«Com Abril sopraram ventos de liberdade para o Teatro e de esperança do seu papel futuro na sociedade portuguesa. Acreditava-se que tudo ia mudar e que as Artes Cénicas beneficiariam de políticas justas, capazes de superar, em todos os aspectos, um atraso crónico face ao panorama internacional, contribuindo assim activamente para a construção de um país novo, em alegria colectiva.
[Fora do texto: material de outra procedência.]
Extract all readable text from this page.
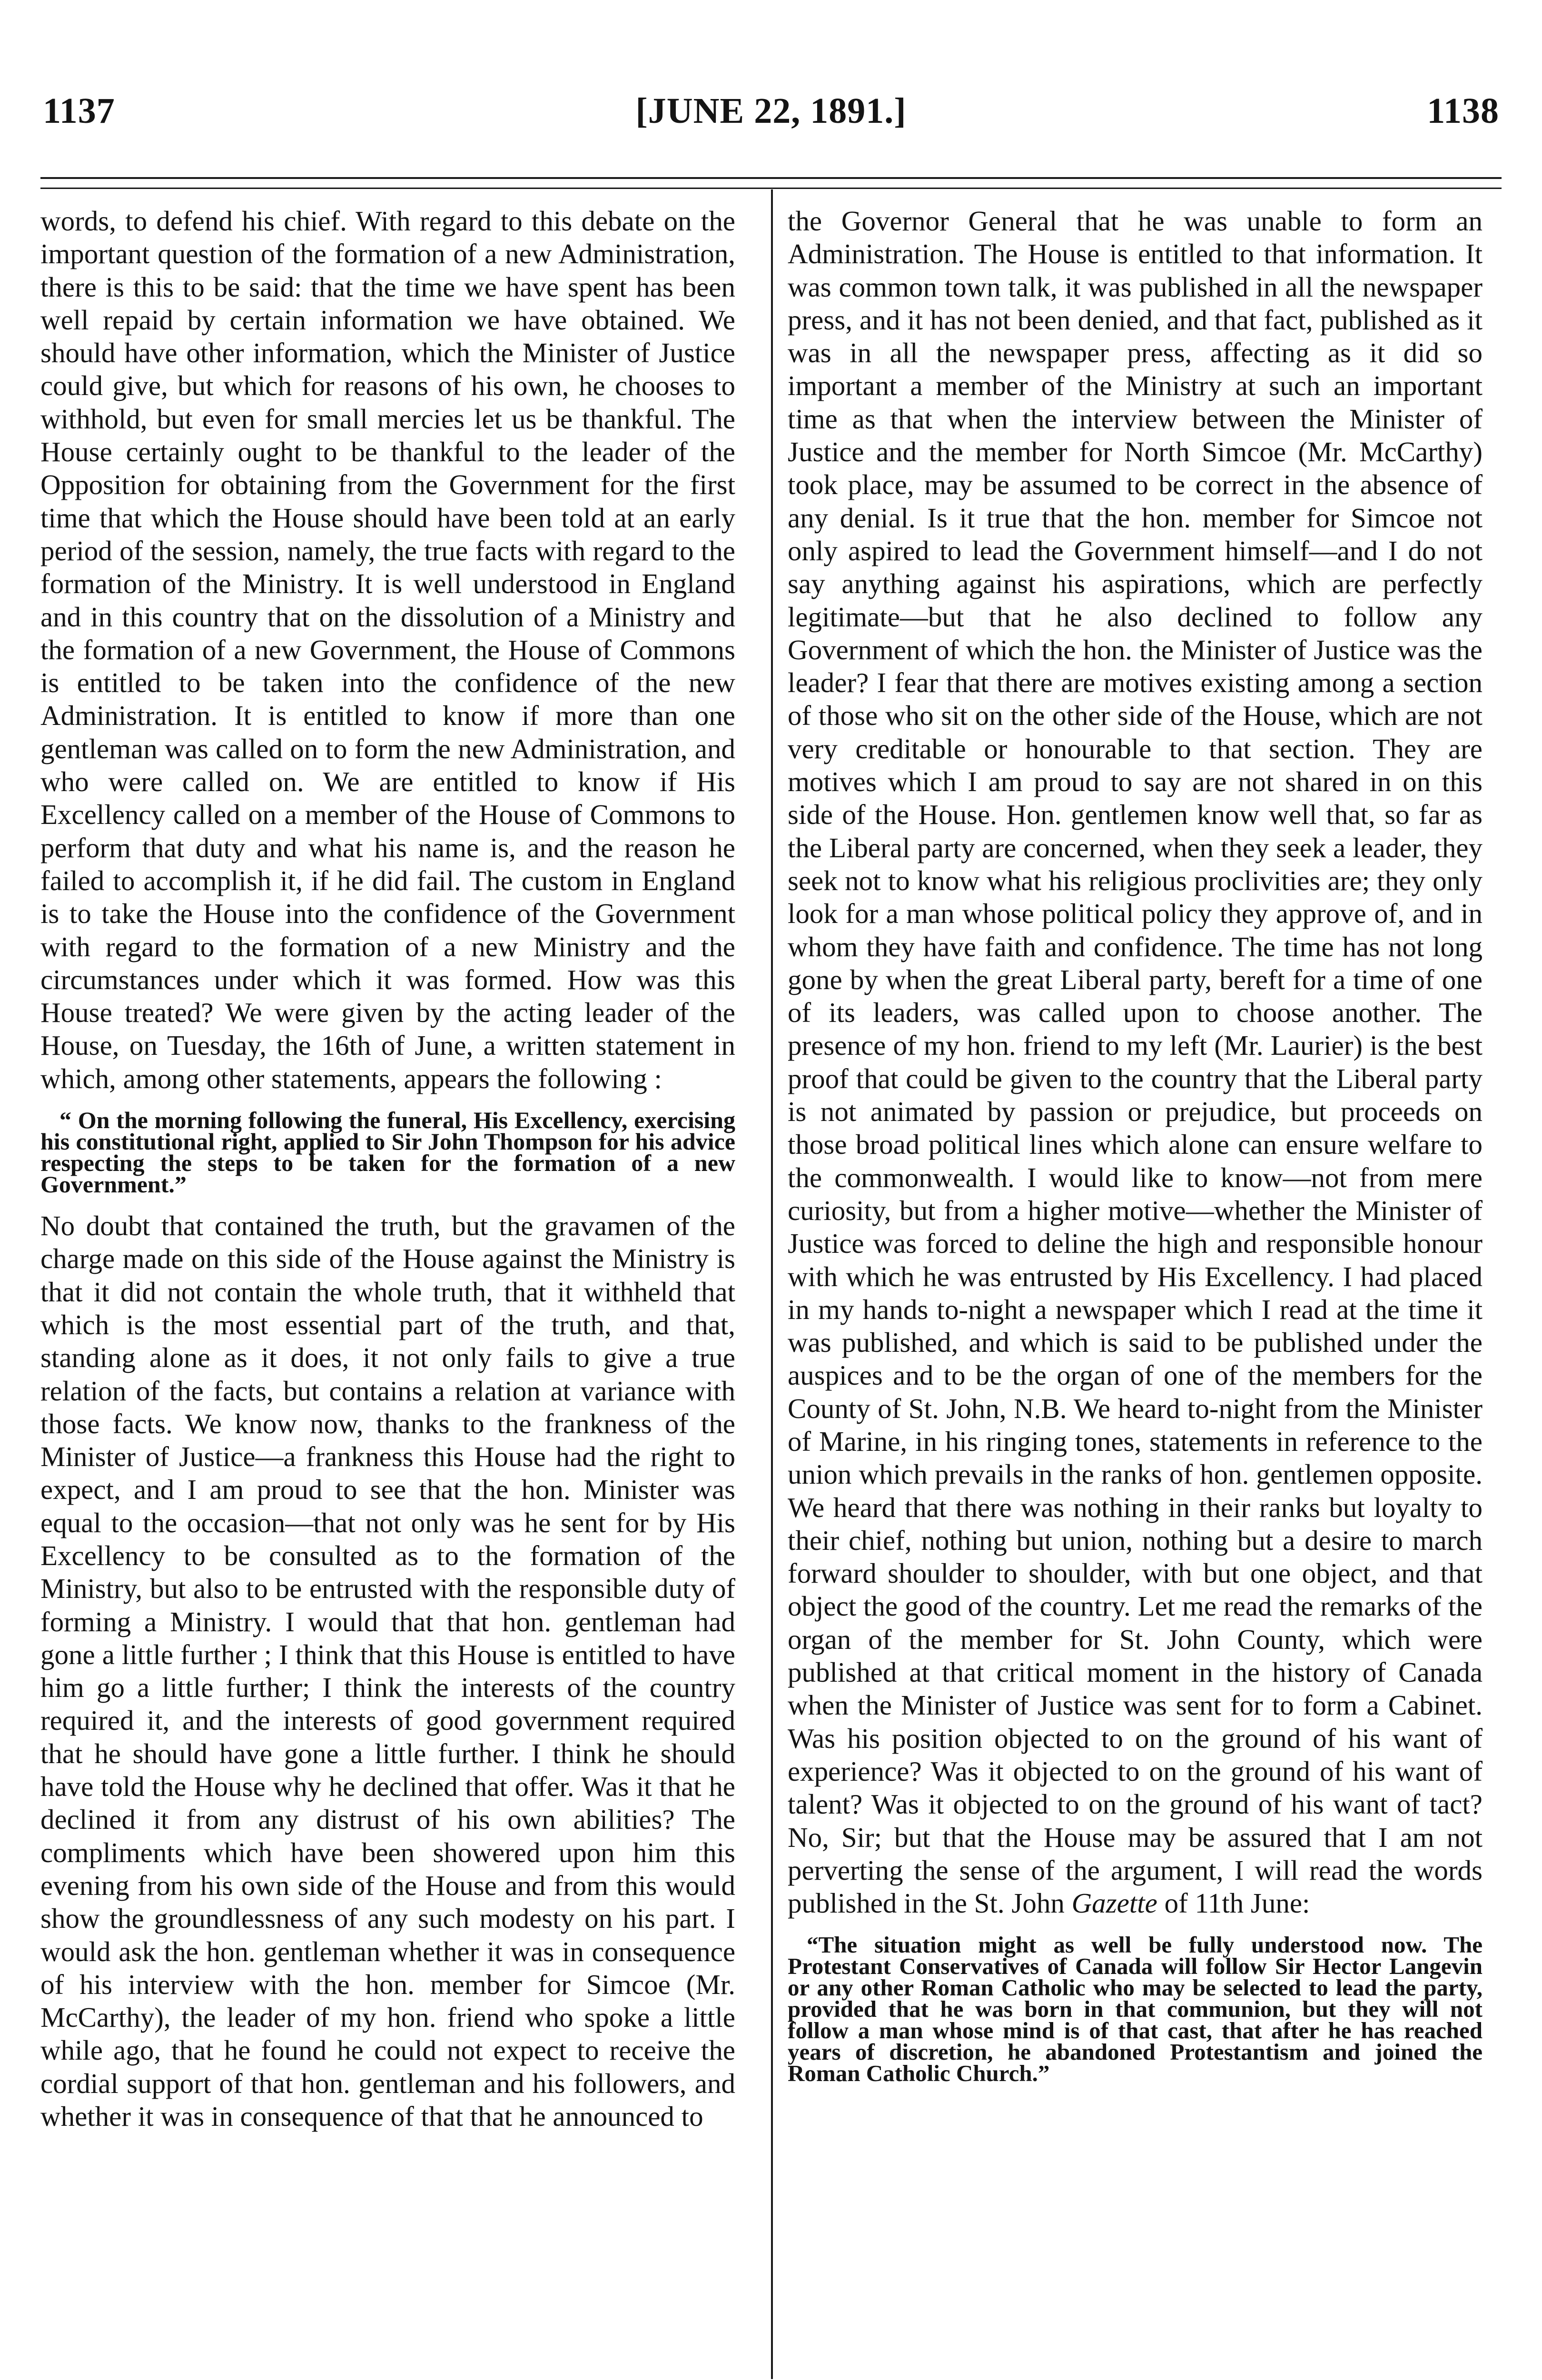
1137	[JUNE 22, 1891.]	1138

words, to defend his chief. With regard to this debate on the important question of the formation of a new Administration, there is this to be said: that the time we have spent has been well repaid by certain information we have obtained. We should have other information, which the Minister of Justice could give, but which for reasons of his own, he chooses to withhold, but even for small mercies let us be thankful. The House certainly ought to be thankful to the leader of the Opposition for obtaining from the Government for the first time that which the House should have been told at an early period of the session, namely, the true facts with regard to the formation of the Ministry. It is well understood in England and in this country that on the dissolution of a Ministry and the formation of a new Government, the House of Commons is entitled to be taken into the confidence of the new Administration. It is entitled to know if more than one gentleman was called on to form the new Administration, and who were called on. We are entitled to know if His Excellency called on a member of the House of Commons to perform that duty and what his name is, and the reason he failed to accomplish it, if he did fail. The custom in England is to take the House into the confidence of the Government with regard to the formation of a new Ministry and the circumstances under which it was formed. How was this House treated? We were given by the acting leader of the House, on Tuesday, the 16th of June, a written statement in which, among other statements, appears the following :

“ On the morning following the funeral, His Excellency, exercising his constitutional right, applied to Sir John Thompson for his advice respecting the steps to be taken for the formation of a new Government.”

No doubt that contained the truth, but the gravamen of the charge made on this side of the House against the Ministry is that it did not contain the whole truth, that it withheld that which is the most essential part of the truth, and that, standing alone as it does, it not only fails to give a true relation of the facts, but contains a relation at variance with those facts. We know now, thanks to the frankness of the Minister of Justice—a frankness this House had the right to expect, and I am proud to see that the hon. Minister was equal to the occasion—that not only was he sent for by His Excellency to be consulted as to the formation of the Ministry, but also to be entrusted with the responsible duty of forming a Ministry. I would that that hon. gentleman had gone a little further ; I think that this House is entitled to have him go a little further; I think the interests of the country required it, and the interests of good government required that he should have gone a little further. I think he should have told the House why he declined that offer. Was it that he declined it from any distrust of his own abilities? The compliments which have been showered upon him this evening from his own side of the House and from this would show the groundlessness of any such modesty on his part. I would ask the hon. gentleman whether it was in consequence of his interview with the hon. member for Simcoe (Mr. McCarthy), the leader of my hon. friend who spoke a little while ago, that he found he could not expect to receive the cordial support of that hon. gentleman and his followers, and whether it was in consequence of that that he announced to

the Governor General that he was unable to form an Administration. The House is entitled to that information. It was common town talk, it was published in all the newspaper press, and it has not been denied, and that fact, published as it was in all the newspaper press, affecting as it did so important a member of the Ministry at such an important time as that when the interview between the Minister of Justice and the member for North Simcoe (Mr. McCarthy) took place, may be assumed to be correct in the absence of any denial. Is it true that the hon. member for Simcoe not only aspired to lead the Government himself—and I do not say anything against his aspirations, which are perfectly legitimate—but that he also declined to follow any Government of which the hon. the Minister of Justice was the leader? I fear that there are motives existing among a section of those who sit on the other side of the House, which are not very creditable or honourable to that section. They are motives which I am proud to say are not shared in on this side of the House. Hon. gentlemen know well that, so far as the Liberal party are concerned, when they seek a leader, they seek not to know what his religious proclivities are; they only look for a man whose political policy they approve of, and in whom they have faith and confidence. The time has not long gone by when the great Liberal party, bereft for a time of one of its leaders, was called upon to choose another. The presence of my hon. friend to my left (Mr. Laurier) is the best proof that could be given to the country that the Liberal party is not animated by passion or prejudice, but proceeds on those broad political lines which alone can ensure welfare to the commonwealth. I would like to know—not from mere curiosity, but from a higher motive—whether the Minister of Justice was forced to deline the high and responsible honour with which he was entrusted by His Excellency. I had placed in my hands to-night a newspaper which I read at the time it was published, and which is said to be published under the auspices and to be the organ of one of the members for the County of St. John, N.B. We heard to-night from the Minister of Marine, in his ringing tones, statements in reference to the union which prevails in the ranks of hon. gentlemen opposite. We heard that there was nothing in their ranks but loyalty to their chief, nothing but union, nothing but a desire to march forward shoulder to shoulder, with but one object, and that object the good of the country. Let me read the remarks of the organ of the member for St. John County, which were published at that critical moment in the history of Canada when the Minister of Justice was sent for to form a Cabinet. Was his position objected to on the ground of his want of experience? Was it objected to on the ground of his want of talent? Was it objected to on the ground of his want of tact? No, Sir; but that the House may be assured that I am not perverting the sense of the argument, I will read the words published in the St. John Gazette of 11th June:

“The situation might as well be fully understood now. The Protestant Conservatives of Canada will follow Sir Hector Langevin or any other Roman Catholic who may be selected to lead the party, provided that he was born in that communion, but they will not follow a man whose mind is of that cast, that after he has reached years of discretion, he abandoned Protestantism and joined the Roman Catholic Church.”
Neste capítulo, 45 anos passados, o essencial foi sendo preterido, jamais se fez um balanço sério do que daí para cá foi possível concretizar e que alcance obtiveram as transformações da realidade cultural, inseparáveis de uma sua política constitutiva, ónus do Estado laico, republicano e democrático. De facto, nunca se aferiu na raiz, necessidades e carências, insuficiências e debilidades de um todo cultural diverso, visando as necessárias dinâmicas do respectivo aprofundamento e desenvolvimento harmónicos, com presença equilibrada no território, combatendo a desertificação e qualificando os cidadãos. Para eles e para os do Teatro, a Cultura instala-se no hiato da relação entre trabalho e lazer, «no primeiro minuto de liberdade após a jornada de trabalho». Os sucessivos governos inclinaram-se sempre para a amálgama e a indiferenciação, metendo tudo no mesmo saco: indústrias criativas e criação, esta e programação, entretenimento, património e a isso chamaram Serviço Público. Não é, e nem sequer todas as entidades apoiadas o realizam. O Serviço Público Artístico, um verdadeiro Serviço Nacional de Cultura, com uma base infraestruturante garantindo a possibilidade de acesso generalizado (par)a todos, tendencialmente imune (porque resistente) à contaminação publicitária do mercado, se não lhe for fornecido conteúdo, arrisca tornar-se um conceito esvaziado de sentido. Para ser defendido (não apenas em abstracto) tem que ser praticado em concreto. No contexto português é um imperativo constitucional que deve corrigir as tão faladas e tão pouco contrariadas assimetrias, assegurando o direito à fruição e criação, em termos individuais e colectivos. As populações, menosprezadas e menorizadas, merecem mais do que a alienante degradação televisiva, até da RTP, suposto Serviço Público, que cativa mais de metade dos recursos financeiros do ministério da Cultura. Se o Teatro é o espelho da sociedade e das contradições do mundo, a TV, aparelho ideológico, utilizada como arma perigosa, é «a imagem do Poder e da sua doutrina».
O Estado não cumpre o seu dever (sim, o dever cívico) de respeitar e apoiar o Teatro. E todavia é uma sua tarefa, um seu encargo moral. Mas nada parece mais alheio aos governantes, cujo desinteresse e ignorância, na ausência de uma política artística corajosa, dissemina, sem o reconhecer, o cancro da incerteza, da insegurança e da precariedade, a desestabilização, o silêncio e ainda pior, quantas vezes a arrogância impositiva de verbas irrisórias ou um amável cinismo para camuflar a inércia e a frivolidade de medidas sempre as mesmas (veja-se as conclusões patéticas do grupo de trabalho nomeado pelo anterior ministro). A falta de meios financeiros (e outros) revela o medo do papel social e político que o teatro desempenha. As burocracias têm sido tão só uma instância de controlo, sobretudo contabilístico. Um Orçamento é também uma política que produz escolhas, em vista do quê e para quem se faz.
E se a gente do Teatro ganha pouco, a sua Arte é cara. Não rende. Os lucros são espirituais, visam a emancipação pelo conhecimento sensível do real. É assim desde os gregos no século V a.c. – a obra tinha por destino ser útil às gentes do seu tempo, lição que nos aproveita 26 séculos depois.
Tudo está para recomeçar. Há que refundar o apoio às Artes!
A Democracia não o é, se amputada culturalmente».